Lens Stochastic Diffraction: A Signature of Compact Structures in Gravitational-Wave Data

TL;DR

This paper introduces lens stochastic diffraction (LSD), a method to detect and analyze faint gravitational wave signals caused by compact gravitational lenses, providing insights into dark matter and black holes.

Contribution

LSD offers an order-of-magnitude improvement over traditional methods for detecting compact lenses using gravitational waves, enabling better constraints on dark matter and black hole populations.

Findings

LSD can detect lenses with masses greater than 10^3 solar masses.

It improves detection sensitivity by an order of magnitude over single lens analysis.
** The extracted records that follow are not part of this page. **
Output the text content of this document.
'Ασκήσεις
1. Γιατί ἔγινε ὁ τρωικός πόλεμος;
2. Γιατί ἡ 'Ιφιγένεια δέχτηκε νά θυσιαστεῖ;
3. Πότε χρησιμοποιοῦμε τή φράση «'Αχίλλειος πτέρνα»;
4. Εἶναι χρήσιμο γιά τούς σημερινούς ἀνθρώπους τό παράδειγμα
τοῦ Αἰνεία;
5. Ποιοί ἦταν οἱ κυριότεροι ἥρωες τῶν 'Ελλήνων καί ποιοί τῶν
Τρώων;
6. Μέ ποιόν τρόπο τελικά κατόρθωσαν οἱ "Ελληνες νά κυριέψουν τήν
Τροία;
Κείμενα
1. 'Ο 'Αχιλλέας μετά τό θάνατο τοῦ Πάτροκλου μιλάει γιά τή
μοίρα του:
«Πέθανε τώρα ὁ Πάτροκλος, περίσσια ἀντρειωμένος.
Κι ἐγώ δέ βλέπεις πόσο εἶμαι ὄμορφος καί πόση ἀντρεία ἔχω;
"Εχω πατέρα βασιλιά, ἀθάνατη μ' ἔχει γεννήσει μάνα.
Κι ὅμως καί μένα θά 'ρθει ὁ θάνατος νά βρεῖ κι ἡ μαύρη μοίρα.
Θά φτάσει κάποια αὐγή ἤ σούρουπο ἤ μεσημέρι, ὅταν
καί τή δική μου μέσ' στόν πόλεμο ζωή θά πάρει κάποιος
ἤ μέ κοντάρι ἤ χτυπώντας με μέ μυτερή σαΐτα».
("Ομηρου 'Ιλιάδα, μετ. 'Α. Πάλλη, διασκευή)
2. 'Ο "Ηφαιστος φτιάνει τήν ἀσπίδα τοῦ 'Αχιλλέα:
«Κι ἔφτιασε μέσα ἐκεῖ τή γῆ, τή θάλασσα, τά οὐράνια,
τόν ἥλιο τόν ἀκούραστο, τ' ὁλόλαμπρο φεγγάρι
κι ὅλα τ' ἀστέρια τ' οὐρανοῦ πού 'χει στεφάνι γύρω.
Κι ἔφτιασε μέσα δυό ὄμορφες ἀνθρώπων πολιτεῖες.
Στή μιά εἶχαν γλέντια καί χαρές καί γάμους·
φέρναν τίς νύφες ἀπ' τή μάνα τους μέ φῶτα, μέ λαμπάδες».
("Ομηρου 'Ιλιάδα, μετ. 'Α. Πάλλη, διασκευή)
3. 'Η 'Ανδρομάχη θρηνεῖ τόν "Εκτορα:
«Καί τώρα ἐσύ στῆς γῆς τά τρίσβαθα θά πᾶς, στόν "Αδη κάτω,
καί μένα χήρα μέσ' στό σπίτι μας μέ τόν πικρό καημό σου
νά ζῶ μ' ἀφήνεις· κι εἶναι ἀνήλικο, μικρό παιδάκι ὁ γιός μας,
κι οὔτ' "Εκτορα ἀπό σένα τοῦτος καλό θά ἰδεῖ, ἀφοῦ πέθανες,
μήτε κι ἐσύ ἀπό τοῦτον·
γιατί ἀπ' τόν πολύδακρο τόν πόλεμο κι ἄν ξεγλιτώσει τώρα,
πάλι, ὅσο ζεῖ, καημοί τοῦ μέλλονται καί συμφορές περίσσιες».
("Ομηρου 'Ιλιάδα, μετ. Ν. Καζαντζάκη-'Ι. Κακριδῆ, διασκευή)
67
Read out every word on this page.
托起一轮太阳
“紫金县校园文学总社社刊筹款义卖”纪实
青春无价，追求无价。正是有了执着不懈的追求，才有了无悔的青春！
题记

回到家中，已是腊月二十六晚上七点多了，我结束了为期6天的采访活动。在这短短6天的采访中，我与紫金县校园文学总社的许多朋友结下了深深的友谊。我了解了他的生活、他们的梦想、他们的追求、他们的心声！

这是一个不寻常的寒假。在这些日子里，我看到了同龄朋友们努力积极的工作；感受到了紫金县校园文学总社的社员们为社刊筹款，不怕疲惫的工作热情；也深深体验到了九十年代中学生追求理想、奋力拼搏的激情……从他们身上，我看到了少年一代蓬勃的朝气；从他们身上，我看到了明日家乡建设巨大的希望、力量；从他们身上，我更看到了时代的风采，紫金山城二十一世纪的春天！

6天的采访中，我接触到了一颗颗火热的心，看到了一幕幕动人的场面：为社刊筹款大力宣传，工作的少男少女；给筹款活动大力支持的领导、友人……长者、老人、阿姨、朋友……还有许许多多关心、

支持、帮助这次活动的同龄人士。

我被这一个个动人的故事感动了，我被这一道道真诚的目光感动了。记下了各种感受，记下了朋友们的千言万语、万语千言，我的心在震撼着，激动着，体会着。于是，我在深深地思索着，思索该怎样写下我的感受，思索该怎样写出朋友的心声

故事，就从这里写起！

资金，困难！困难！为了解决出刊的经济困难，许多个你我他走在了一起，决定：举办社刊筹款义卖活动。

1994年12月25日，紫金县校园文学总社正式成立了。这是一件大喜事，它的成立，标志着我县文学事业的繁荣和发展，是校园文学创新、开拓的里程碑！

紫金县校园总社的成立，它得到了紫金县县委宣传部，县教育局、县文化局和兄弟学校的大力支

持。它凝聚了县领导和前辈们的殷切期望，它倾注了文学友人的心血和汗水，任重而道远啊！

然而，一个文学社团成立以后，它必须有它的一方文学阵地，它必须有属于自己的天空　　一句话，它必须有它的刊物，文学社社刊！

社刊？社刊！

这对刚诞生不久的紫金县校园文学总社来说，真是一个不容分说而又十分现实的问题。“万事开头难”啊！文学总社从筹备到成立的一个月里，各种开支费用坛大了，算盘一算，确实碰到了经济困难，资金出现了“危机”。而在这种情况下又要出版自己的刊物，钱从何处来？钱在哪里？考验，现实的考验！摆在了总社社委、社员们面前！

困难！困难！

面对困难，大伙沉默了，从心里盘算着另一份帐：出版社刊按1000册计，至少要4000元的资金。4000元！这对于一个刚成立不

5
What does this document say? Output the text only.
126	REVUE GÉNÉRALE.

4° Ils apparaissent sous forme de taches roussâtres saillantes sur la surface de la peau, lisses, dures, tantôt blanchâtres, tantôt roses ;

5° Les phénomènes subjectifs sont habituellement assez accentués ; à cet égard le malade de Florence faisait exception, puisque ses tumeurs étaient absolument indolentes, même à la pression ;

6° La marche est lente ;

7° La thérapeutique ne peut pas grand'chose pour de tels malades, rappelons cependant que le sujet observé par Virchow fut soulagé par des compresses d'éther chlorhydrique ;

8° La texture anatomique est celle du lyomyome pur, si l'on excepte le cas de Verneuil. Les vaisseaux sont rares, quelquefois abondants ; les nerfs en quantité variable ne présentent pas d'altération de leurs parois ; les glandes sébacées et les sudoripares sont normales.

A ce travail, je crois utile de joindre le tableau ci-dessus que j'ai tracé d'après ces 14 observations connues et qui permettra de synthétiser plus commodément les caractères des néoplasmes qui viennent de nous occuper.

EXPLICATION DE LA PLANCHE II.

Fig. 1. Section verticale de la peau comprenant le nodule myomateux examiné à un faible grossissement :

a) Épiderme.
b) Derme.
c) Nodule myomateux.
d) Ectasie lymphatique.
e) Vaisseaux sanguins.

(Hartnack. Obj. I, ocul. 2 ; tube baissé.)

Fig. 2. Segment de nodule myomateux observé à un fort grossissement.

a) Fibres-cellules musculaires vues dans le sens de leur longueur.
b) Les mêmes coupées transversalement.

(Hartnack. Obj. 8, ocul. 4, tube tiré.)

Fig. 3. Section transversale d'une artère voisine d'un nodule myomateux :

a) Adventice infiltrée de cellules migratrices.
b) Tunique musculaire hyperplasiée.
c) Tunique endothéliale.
Potential to identify supermassive black holes and constrain dark matter halos.

Abstract

Every signal propagating through the universe is diffracted by the gravitational fields of intervening objects, aka gravitational lenses. Diffraction is most efficient when caused by compact lenses, which invariably produce additional images of a source. The signals associated with additional images are generically faint, but their collective effect may be detectable with coherent sources, such as gravitational waves (GWs), where both amplitude and phase are measured. Here, I describe lens stochastic diffraction (LSD): Poisson-distributed fluctuations after GW events caused by compact lenses. The amplitude and temporal distribution of these signals encode crucial information about the mass and abundance of compact lenses. Through the collective stochastic signal, LSD offers an order-of-magnitude improvement over single lens analysis for objects with mass $\gtrsim 10^3 M_\odot$. This gain can improve limits on compact dark-matter halos and allows next-generation instruments to detect supermassive black holes, given the abundance inferred from quasar luminosity studies.